於是,趕緊蹲下,關切的問道:「先生,先生你怎麼了,哪裡不舒服?」
「疼,疼死我了,我肯定受了嚴重的內傷。」
托馬斯.皮諾單手按著自己的肚皮,不停的表示被楚乾坤踢到的地方,劇痛無比。
「是這裡嗎?」保安隊長伸出兩根指頭,朝著托馬斯.皮諾的肚皮按去。
「啊哦!」這次倒不是托馬斯.皮諾假裝的,而是真的疼,疼的他冷汗都炸了出來。
保安隊長懵了,嚇的趕緊收回自己的指頭,他也沒用多少的力道啊,怎麼會哀嚎的這麼酸爽。
托馬斯.皮諾自己也疼懵逼了,他自己用手摸著肚皮的時候,明明沒有那麼疼的,只有隱隱的小痛。
但那種痛是正常的,任誰被踢了一腳都會有那種疼痛,屬於正常範圍,屬於可接受的痛感。
可是,剛才是怎麼回事?
怎麼會這麼痛,真的是一種痛入心扉的痛,痛的他當時想喊媽媽。
不信邪的托馬斯.皮諾再一次摸向了自己的肚皮,還稍微加上了一點力氣。
可是,預想中的痛,並沒有如約而至,這略微的痛感,和他之前的感覺一樣,並沒有因為力道增加而增加痛感。
這到底是怎麼回事?
托馬斯.皮諾疑惑的看向保安隊長,瞄向他的手,難道他的手和自己的手不一樣?
還是說,就是要別人按才會痛?
難道這痛感也講究同性相斥、異性相吸的原理?
不對,對方也是男的啊!
托馬斯.皮諾超級懷疑的看向保安隊長,看向他的標誌性地段。
無解?
迷茫的眼神再次掃過保安隊長的手,正好看到他也在研究他剛才的二指禪。
一道亮光照進托馬斯.皮諾的腦海,他察覺到了問題的關鍵,保安隊長和他自己的手勢,是不一樣的。

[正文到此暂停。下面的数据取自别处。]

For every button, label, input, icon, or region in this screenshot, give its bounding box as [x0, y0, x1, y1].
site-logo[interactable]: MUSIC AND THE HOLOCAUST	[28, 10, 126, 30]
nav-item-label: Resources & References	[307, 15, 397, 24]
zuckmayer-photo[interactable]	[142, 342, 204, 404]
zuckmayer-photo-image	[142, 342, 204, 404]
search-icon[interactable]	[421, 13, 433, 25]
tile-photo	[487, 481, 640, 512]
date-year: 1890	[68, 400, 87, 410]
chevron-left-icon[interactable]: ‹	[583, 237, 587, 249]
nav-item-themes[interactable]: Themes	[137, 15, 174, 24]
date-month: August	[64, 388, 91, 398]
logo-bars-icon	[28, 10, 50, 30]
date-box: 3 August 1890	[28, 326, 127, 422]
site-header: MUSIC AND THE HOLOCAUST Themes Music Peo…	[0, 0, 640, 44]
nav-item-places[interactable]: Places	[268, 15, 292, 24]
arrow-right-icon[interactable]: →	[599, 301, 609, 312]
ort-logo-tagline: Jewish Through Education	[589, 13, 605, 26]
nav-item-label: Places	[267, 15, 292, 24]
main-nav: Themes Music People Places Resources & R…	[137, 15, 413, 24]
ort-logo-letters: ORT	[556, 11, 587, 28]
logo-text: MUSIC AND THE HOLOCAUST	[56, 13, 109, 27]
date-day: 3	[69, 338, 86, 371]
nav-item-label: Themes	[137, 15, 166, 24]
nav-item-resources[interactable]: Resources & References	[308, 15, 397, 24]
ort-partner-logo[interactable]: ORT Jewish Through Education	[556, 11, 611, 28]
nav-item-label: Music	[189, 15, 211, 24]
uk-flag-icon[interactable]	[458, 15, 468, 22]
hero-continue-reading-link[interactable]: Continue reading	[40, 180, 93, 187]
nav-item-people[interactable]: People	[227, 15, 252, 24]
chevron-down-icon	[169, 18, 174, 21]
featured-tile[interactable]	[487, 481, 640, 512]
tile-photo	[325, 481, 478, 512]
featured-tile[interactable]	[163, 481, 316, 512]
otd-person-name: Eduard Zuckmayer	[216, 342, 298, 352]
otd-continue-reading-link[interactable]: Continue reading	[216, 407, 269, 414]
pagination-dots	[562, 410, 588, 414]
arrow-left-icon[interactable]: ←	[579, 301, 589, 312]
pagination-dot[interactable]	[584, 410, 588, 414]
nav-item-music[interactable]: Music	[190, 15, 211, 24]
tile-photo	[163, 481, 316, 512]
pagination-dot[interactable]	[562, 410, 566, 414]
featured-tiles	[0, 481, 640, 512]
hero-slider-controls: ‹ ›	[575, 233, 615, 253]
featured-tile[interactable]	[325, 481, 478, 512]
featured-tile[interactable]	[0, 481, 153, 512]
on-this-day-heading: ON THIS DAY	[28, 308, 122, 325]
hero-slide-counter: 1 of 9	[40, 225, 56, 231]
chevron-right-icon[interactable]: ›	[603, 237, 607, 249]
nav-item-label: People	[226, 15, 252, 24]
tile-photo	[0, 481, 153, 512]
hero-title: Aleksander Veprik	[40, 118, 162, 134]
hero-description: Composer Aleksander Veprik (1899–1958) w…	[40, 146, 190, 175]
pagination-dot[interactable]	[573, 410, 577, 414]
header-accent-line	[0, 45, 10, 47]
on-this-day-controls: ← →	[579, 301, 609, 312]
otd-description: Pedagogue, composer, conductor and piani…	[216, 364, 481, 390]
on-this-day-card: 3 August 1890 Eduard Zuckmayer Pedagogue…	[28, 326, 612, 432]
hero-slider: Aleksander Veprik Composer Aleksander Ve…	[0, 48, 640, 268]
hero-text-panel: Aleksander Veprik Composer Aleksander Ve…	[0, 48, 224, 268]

於是,同樣伸出兩根手指,按向了自己的肚皮,同樣的酸爽,同樣的「啊哦」。
為了證明這痛是存在的,托馬斯.皮諾也是付出了很痛的代價。
看著莫名其妙,突然會哀嚎的托馬斯.皮諾,楚乾坤的嘴角掛上了明顯的笑意。
和軍子兩人不約而同的對視一眼,默契一笑。
新版「乾坤踢」,是軍子同小刀一起重新研究,在軍子那招側身踢基礎上,進一步改良而來。
很講究發力的技巧,看上去是一腳踢出,其實裡面很有講究。
踢的著力點不同,傷的地方就不同,而且這傷的還很有意思。
大面積的撫摸,按壓是感覺不到多少痛的,但是一但找准了位置,集中於一點用力按壓,會有一種針扎的疼痛。
這種痛平時看不出來,所以也不容易緩解。
雖然不致命,日常的生活也無礙,但是沒有六個月的時間,是恢復不了的。
而且,在此期間,不能做重的體力活,特別是某種活塞運動,更是不能觸碰,否則會痛不欲生。